My management goals at Mariton are pretty much guided by Aldo Leopold’s essays like  Thinking Like a Mountain. I think I help the land by working to manage invasive plants, control erosion on trails, and other things. For the most part I observe what the forest does, or “wants to do” and go from there. Decades of observation have helped guide my management actions, and I think those actions make Mariton appear very natural.

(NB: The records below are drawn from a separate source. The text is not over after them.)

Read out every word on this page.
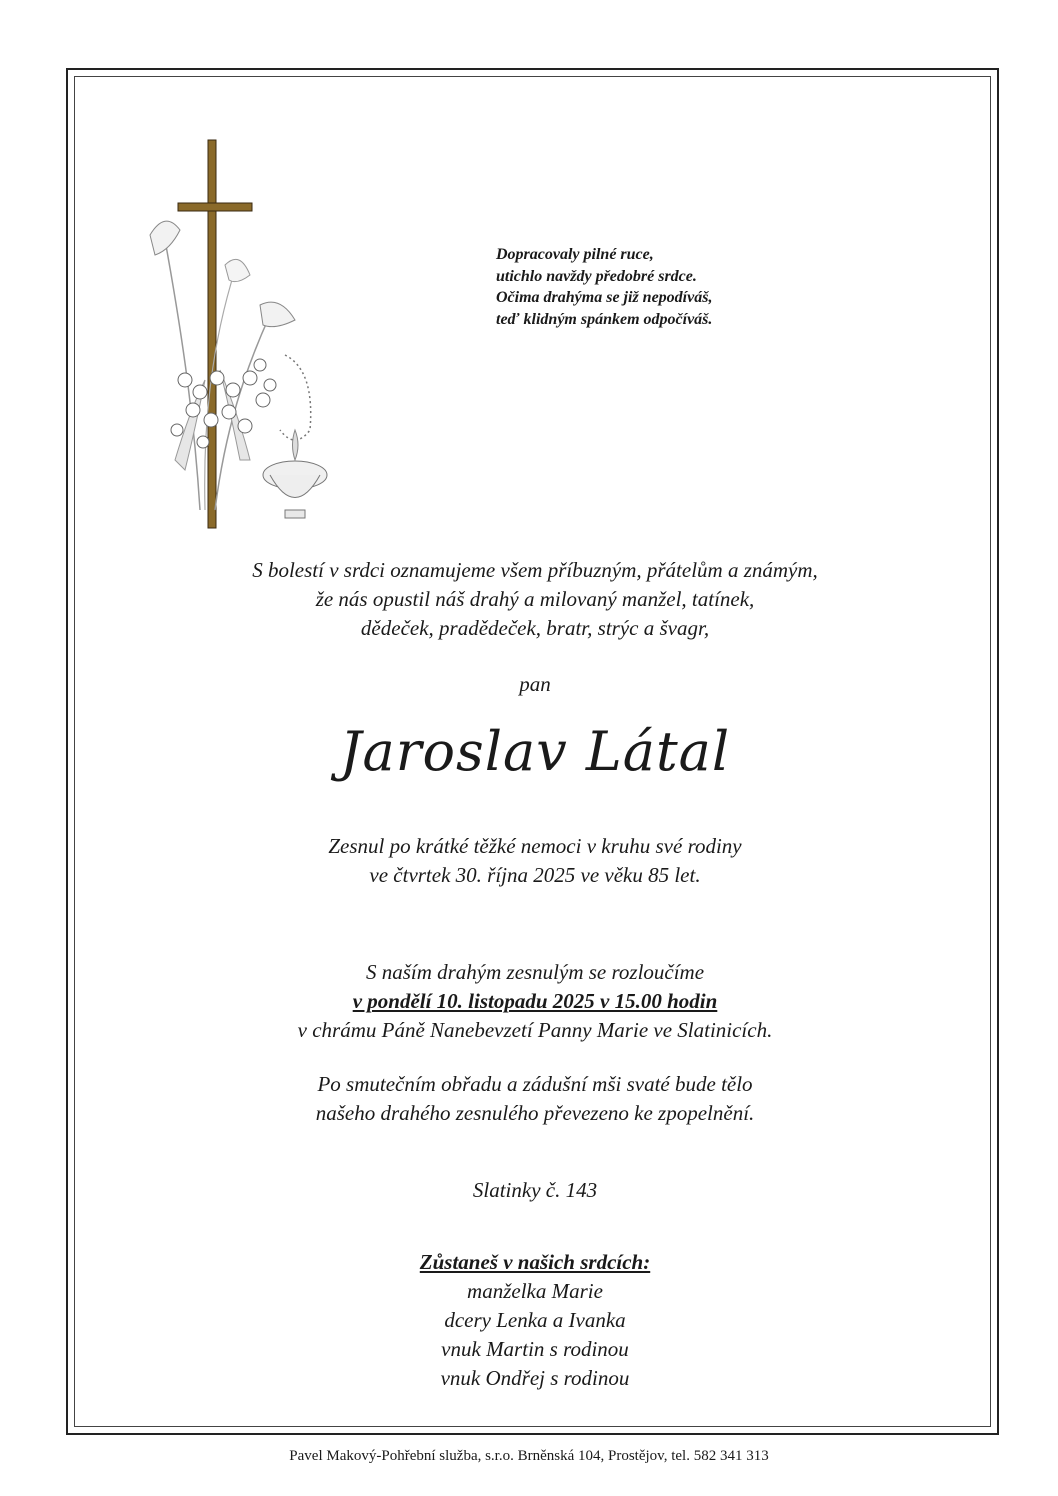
Dopracovaly pilné ruce,
utichlo navždy předobré srdce.
Očima drahýma se již nepodíváš,
teď klidným spánkem odpočíváš.
S bolestí v srdci oznamujeme všem příbuzným, přátelům a známým,
že nás opustil náš drahý a milovaný manžel, tatínek,
dědeček, pradědeček, bratr, strýc a švagr,
pan
Jaroslav Látal
Zesnul po krátké těžké nemoci v kruhu své rodiny
ve čtvrtek 30. října 2025 ve věku 85 let.
S naším drahým zesnulým se rozloučíme
v pondělí 10. listopadu 2025 v 15.00 hodin
v chrámu Páně Nanebevzetí Panny Marie ve Slatinicích.
Po smutečním obřadu a zádušní mši svaté bude tělo
našeho drahého zesnulého převezeno ke zpopelnění.
Slatinky č. 143
Zůstaneš v našich srdcích:
manželka Marie
dcery Lenka a Ivanka
vnuk Martin s rodinou
vnuk Ondřej s rodinou
Pavel Makový-Pohřební služba, s.r.o. Brněnská 104, Prostějov, tel. 582 341 313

One of the exceptions is my decision to manage four of the fields with annual mowing. I tell children and adults over and over that this part of the country “wants to be a forest”.  You can see that very clearly in three of the Mariton’s fields at this time of the year.

April 4, 2015

April 4, 2015

Carole took the above photo in April, five days after I had brush hogged it with the tractor. Below is the same angle taken 6 months later. In the foreground, and throughout the field, are the saplings of Wild Black Cherry (Prunus serotina), Tuliptree (Liriodendron tulipifera) and Sassafras (Sassafras albidum) that are literally 6 months old and 6 feet tall. If I didn’t mow this field every year, it would revert to forest in just a few years.  A forest would be fine, but I like the diversity that these fields lend to Mariton’s landscape – and I treasure this outdoor textbook on forest succession.

October 6, 2015

October 6, 2015

Going back to Aldo Leopold, two decades of mowing and watching the results of these fields allowed me to stay calm after Hurricane Sandy leveled large sections of Mariton’s forest. We still have lots of work to control invasive plants in certain sections of the affected areas, but the forest is well on its way to restoring itself. In the coming years, I plan to do some selective management with chainsaw and shovel to promote a diverse forest. Again, I will draw on years of listening and observing to guide those actions as I try to “think like a mountain.”